When stressed out do you engage in healthy ways to cope with stress or self-destructive ones as stress eating. However, many women I work with admit that during stressful times healthy lifestyle and healthy stress management habits go out of a window.

It is much easier to reach for food as a source of comfort and sooth yourself with food. Over time you may have developed this particular coping habit and when stress and uncertainty increase, you turn to what you know, especially if it has associations of a simpler and safer time in your lives.

stress eating

In a crisis, we call friends and family members. Just the sound of a loved one’s voice can be soothing. In the everyday crises of our lives, it’s easy to come home after a long day and turn to something we know – food.

This is known as emotional eating, or “stress eating,” or other terms that all refer to the consumption of food for reasons other than physical hunger and need for energy. Unfortunately, the ultimate comfort eating foods are often loaded with carbohydrates and fat — and come with strings attached — stress fat.

And if you continue to use stress eating to comfort, the kilos keep adding on and then you need more comforting because now you have additional stress – necessity to deal with an extra weight.

Most women would prefer to be managing stress in healthier ways, but when stress levels are high, many of us find it much more tempting to indulge in something delicious and easier than exercising or meditating.

Where to start to break that vicious comfort eating cycle?

Start by bringing more awareness to when and how you comfort yourself.

Have a range of soothing activities available to you, so that you feel like you have a choice. You may be in the habit of grabbing food on the way or as soon as you walk in the door.

Try to break that self-destructive habit by developing a new healthy habit.

When ever you feel an urge to eat, and you are not psychically hungry do something totally different to redirect your attention – it doesn’t matter what it is (drink a glass of water, walk a dog, paint, or knit, do a puzzle or crosswords ) as long as it is completely different from your usual routine. Eating in response to your triggers is a habit; choosing to do something else breaks the cycle.

Make a list of activities that soothe you before you need them and start doing them on a regular basis. You can overcome emotional eating through dozens of mindful activities that are healthy for both body and mind.

Write down both simple and more complicated ideas; be sure to include a few that don’t require any preparation or equipment. You may have different ideas for home, work, and other settings. Add new activities to your list as you think of them.
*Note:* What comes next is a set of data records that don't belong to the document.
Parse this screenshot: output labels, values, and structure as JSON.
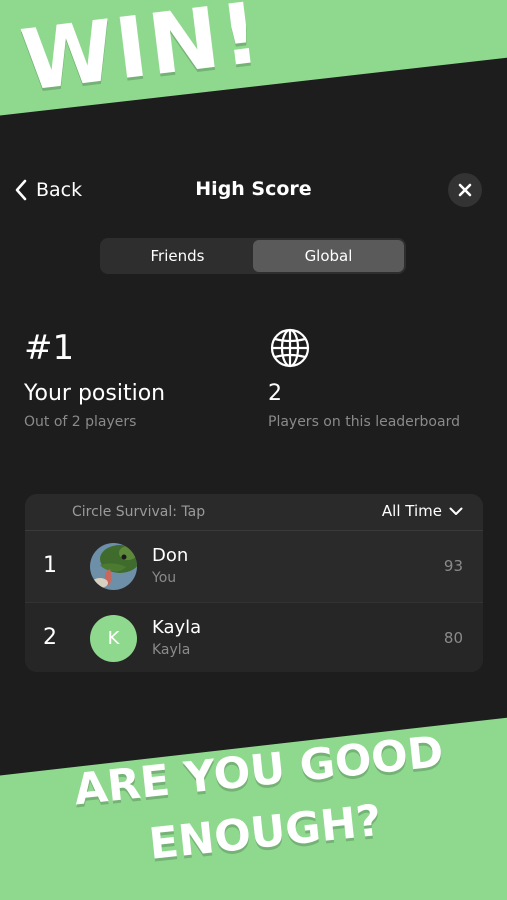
{
  "promo": {
    "headline_top": "WIN!",
    "headline_bottom_line1": "ARE YOU GOOD",
    "headline_bottom_line2": "ENOUGH?"
  },
  "nav": {
    "back_label": "Back",
    "title": "High Score"
  },
  "tabs": [
    {
      "label": "Friends",
      "active": false
    },
    {
      "label": "Global",
      "active": true
    }
  ],
  "stats": {
    "position_rank": "#1",
    "position_title": "Your position",
    "position_sub": "Out of 2 players",
    "player_count": "2",
    "player_count_sub": "Players on this leaderboard"
  },
  "leaderboard": {
    "game": "Circle Survival: Tap",
    "filter": "All Time",
    "rows": [
      {
        "rank": "1",
        "name": "Don",
        "sub": "You",
        "score": "93",
        "avatar": "lizard-avatar"
      },
      {
        "rank": "2",
        "name": "Kayla",
        "sub": "Kayla",
        "score": "80",
        "avatar_letter": "K"
      }
    ]
  },
  "colors": {
    "accent_green": "#8fd98f",
    "panel_dark": "#1d1d1d"
  }
}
Having a variety of ideas ensures that you’ll come up with something that fits your mood or situation. That will help you build a new healthy habit of using other ways to soothe yourself besides eating.

Reach for your list instead of the refrigerator next time you feel the urge to snack. And remember, you’re redirecting your attention away from food because you don’t need it yet, not because you’re depriving yourself. Remind yourself that you’ll eat when you’re hungry.
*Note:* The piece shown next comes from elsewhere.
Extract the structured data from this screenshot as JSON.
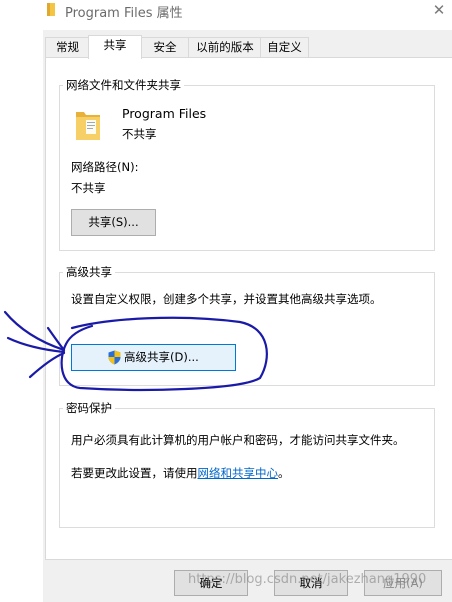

Start small. Call a friend. Take a few deep breaths.Try mindfulness activity called blank mind exercise.

Small things can make a big difference.

Identify those times of the day that are most difficult for you and have your list handy.

For most women transition times from and to work and mid-afternoons are particularly hard. These are times of the day when your stress hormone cortisol level drops and your energy needs a boost and all women are in danger to fall into stress-induced eating trap.

Our lives are busy, often difficult and out of balance. In order to stay slim, calm and balanced you need to be proactive and find the ways to sooth yourself without food in a healthy way.